ES un altísimo peñasco natural, de origen tectónico, que se ha convertido en el símbolo de los hondureños en general, y de los capitalinos en particular. No se trata de cualquier peñasco, que en Honduras abundan en diversos rincones montañosos. Sino de un cerro que con el paso de los siglos se ha convertido en una metáfora viviente. Tomando como punto de referencia el Parque Central y la Iglesia Catedral, el Cerro de “El Picacho” se localiza hacia el norte de la ciudad, sobre un desfiladero abrupto de más de mil trescientos metros sobre el nivel del mar, que comunica hacia el oeste con el Río Grande o Choluteca; hacia el sur con el Parque la Leona; y hacia el este con el Barrio El Reparto; y en dirección noreste se confunde directamente con “El Hatillo” y con la Montaña de la Tigra, pulmón de Tegucigalpa.
Sobre la cumbre de “El Picacho” encontramos el viejo Parque de las Naciones Unidas; y un zoológico que custodia varias especies. Pero lo más simbólico del Cerro de El Picacho es la gigantesca estatua de “Jesucristo Resucitado”, producto del cincel creativo del escultor Mario Zamora Alcántara (QEPD), y de otros arquitectos e ingenieros. La estatua representativa del Cristo del Picacho se observa desde distintos rumbos del Distrito Central, sobre todo en las noches de luna llena, ofreciendo un mensaje de paz y serenidad.

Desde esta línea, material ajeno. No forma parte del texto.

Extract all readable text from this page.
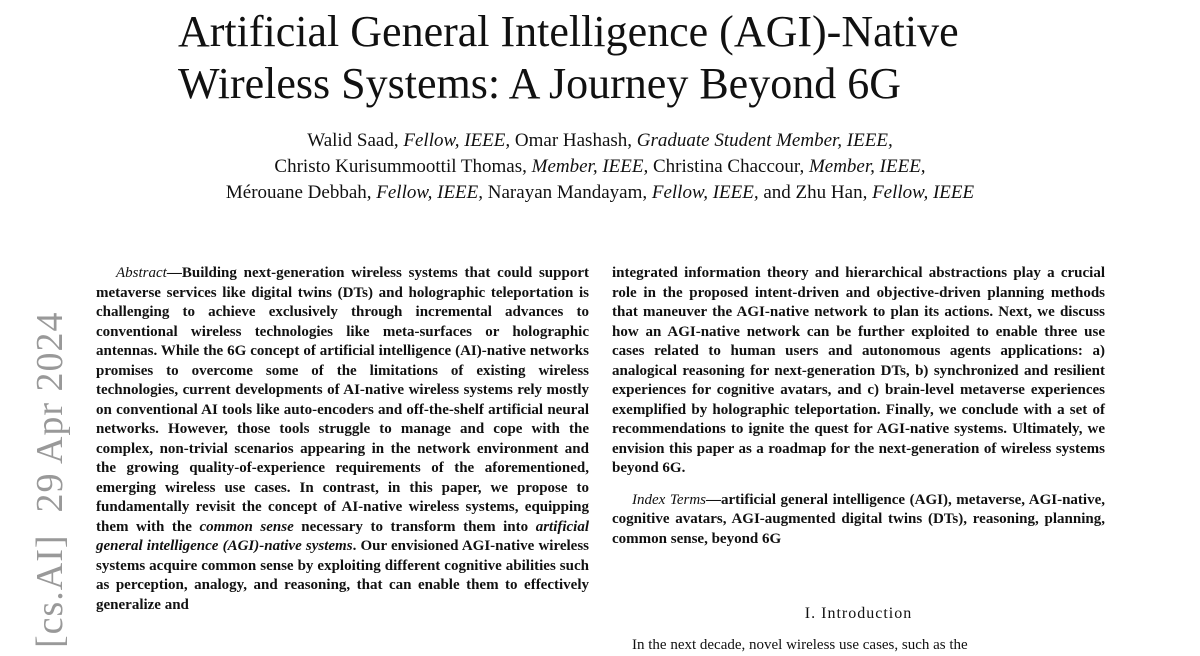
Artificial General Intelligence (AGI)-Native
Wireless Systems: A Journey Beyond 6G
Walid Saad, Fellow, IEEE, Omar Hashash, Graduate Student Member, IEEE,
Christo Kurisummoottil Thomas, Member, IEEE, Christina Chaccour, Member, IEEE,
Mérouane Debbah, Fellow, IEEE, Narayan Mandayam, Fellow, IEEE, and Zhu Han, Fellow, IEEE
[cs.AI]29 Apr 2024

Abstract—Building next-generation wireless systems that could support metaverse services like digital twins (DTs) and holographic teleportation is challenging to achieve exclusively through incremental advances to conventional wireless technologies like meta-surfaces or holographic antennas. While the 6G concept of artificial intelligence (AI)-native networks promises to overcome some of the limitations of existing wireless technologies, current developments of AI-native wireless systems rely mostly on conventional AI tools like auto-encoders and off-the-shelf artificial neural networks. However, those tools struggle to manage and cope with the complex, non-trivial scenarios appearing in the network environment and the growing quality-of-experience requirements of the aforementioned, emerging wireless use cases. In contrast, in this paper, we propose to fundamentally revisit the concept of AI-native wireless systems, equipping them with the common sense necessary to transform them into artificial general intelligence (AGI)-native systems. Our envisioned AGI-native wireless systems acquire common sense by exploiting different cognitive abilities such as perception, analogy, and reasoning, that can enable them to effectively generalize and

integrated information theory and hierarchical abstractions play a crucial role in the proposed intent-driven and objective-driven planning methods that maneuver the AGI-native network to plan its actions. Next, we discuss how an AGI-native network can be further exploited to enable three use cases related to human users and autonomous agents applications: a) analogical reasoning for next-generation DTs, b) synchronized and resilient experiences for cognitive avatars, and c) brain-level metaverse experiences exemplified by holographic teleportation. Finally, we conclude with a set of recommendations to ignite the quest for AGI-native systems. Ultimately, we envision this paper as a roadmap for the next-generation of wireless systems beyond 6G.

Index Terms—artificial general intelligence (AGI), metaverse, AGI-native, cognitive avatars, AGI-augmented digital twins (DTs), reasoning, planning, common sense, beyond 6G

I. Introduction
In the next decade, novel wireless use cases, such as the
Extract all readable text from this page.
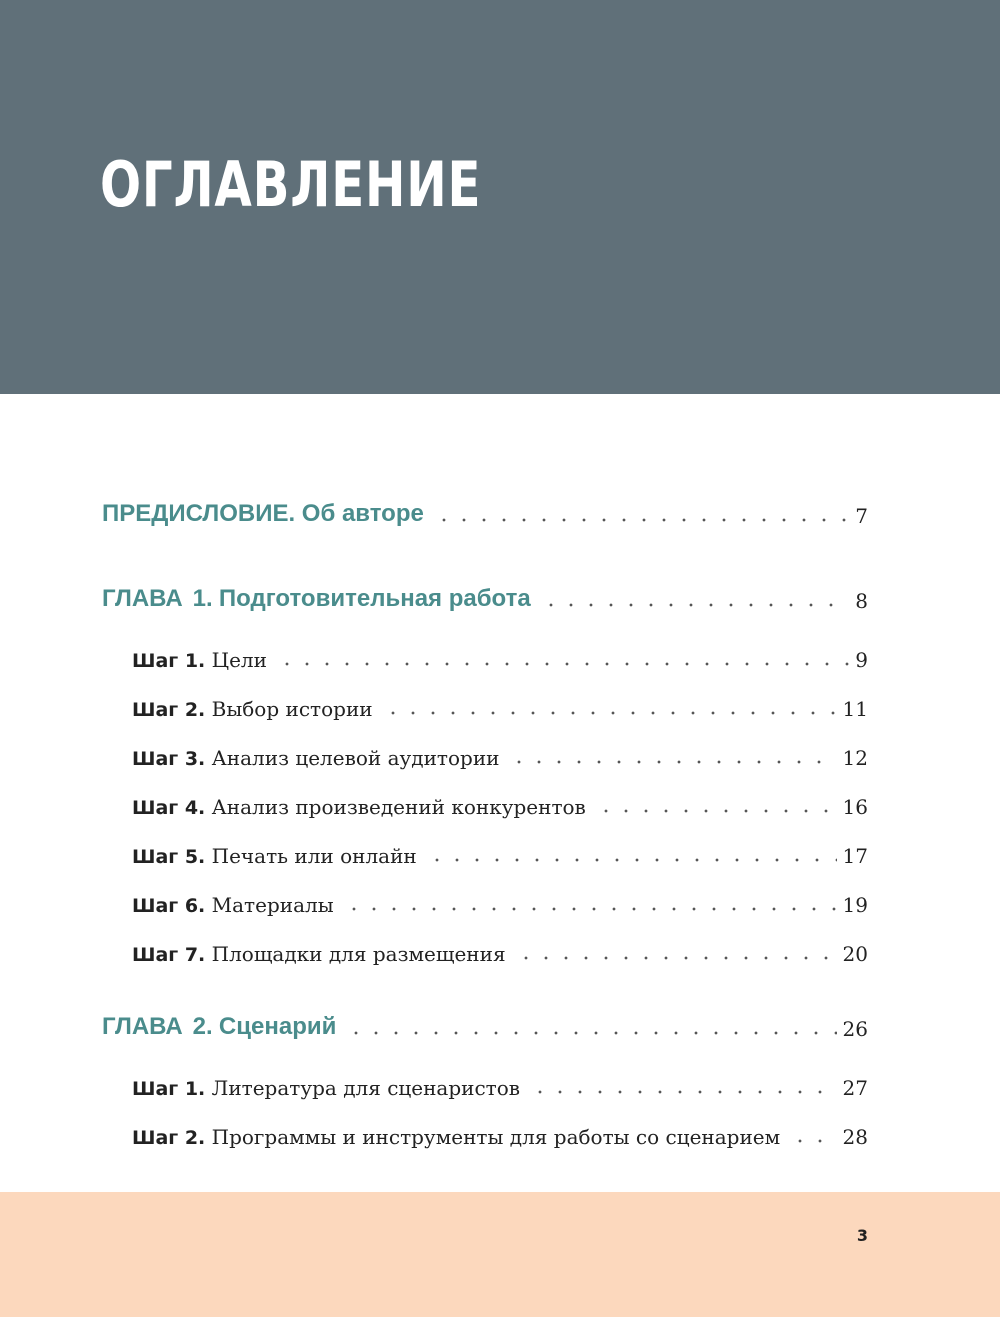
ОГЛАВЛЕНИЕ
ПРЕДИСЛОВИЕ. Об авторе	7
ГЛАВА 1. Подготовительная работа	8
Шаг 1. Цели	9
Шаг 2. Выбор истории	11
Шаг 3. Анализ целевой аудитории	12
Шаг 4. Анализ произведений конкурентов	16
Шаг 5. Печать или онлайн	17
Шаг 6. Материалы	19
Шаг 7. Площадки для размещения	20
ГЛАВА 2. Сценарий	26
Шаг 1. Литература для сценаристов	27
Шаг 2. Программы и инструменты для работы со сценарием	28
3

Una de las tantas curiosidades del Cerro de “El Picacho” es que, en uno de sus recodos, hay un pequeño nicho artístico dedicado a los grandes filósofos y matemáticos de todos los tiempos; nicho cultural que pareciera desconocido para la mayor parte de los capitalinos y visitantes. De repente muchos escritores hondureños desconocen la existencia de este parquecito dedicado a los pensadores del trasmundo.
Sea como fuere “El Picacho” es un lugar que contiene historia y cultura, tanto en las partes negativas como positivas. Algunos de los enfrentamientos derivados de las montoneras civiles de los siglos diecinueve y veinte, se escenificaron, dolorosamente, en las faldas de este cerro. Sin embargo, a pesar de todos los pesares, este cerro tectónico con aires bienhechores y olor a pino, se significa como una “piedra lírica” hondureña, apropiada para la meditación y el lanzamiento de grandes proyectos positivos.
Cualquier persona cansada de la rutina y del estrés que produce el trajín diario de la capital, puede retirarse y recogerse en un recodo de las estribaciones del Cerro de El Picacho, a reflexionar serena y profundamente sobre el destino de Honduras y de los hondureños. Una de las primeras reflexiones es que cualquier prisa, sobre cualquier tema, puede conducir hacia el error o la precipitación individual o colectiva. Ya es tiempo de detenerse en el camino a pensar con cuidado los grandes temas de la sociedad hondureña, sin sesgos ideológicos extremos.
Si para el caminante la cumbre de El Picacho resultara demasiado lejos del centro histórico de la ciudad, bien puede detenerse en el Parque de La Leona a observar la capital desde distintos ángulos, sea durante el día o en la noche, y a meditar sobre nuestro propio destino. Sería saludable que hubiera vigilancia en ese parque, porque a pesar de todo, ahí también se respira cierta serenidad, propicia para la más honda meditación. El viajero, interno o externo, puede llevar algún refrigerio y un lotecito de libros a fin de reforzar sus reflexiones, tan necesarias en estos tiempos de prisas descomunales. El camino para los hondureños de buena voluntad está señalado, ya sea en dirección al Cerro de El Picacho, nuestra “piedra lírica”, o en dirección al Parque de La Leona.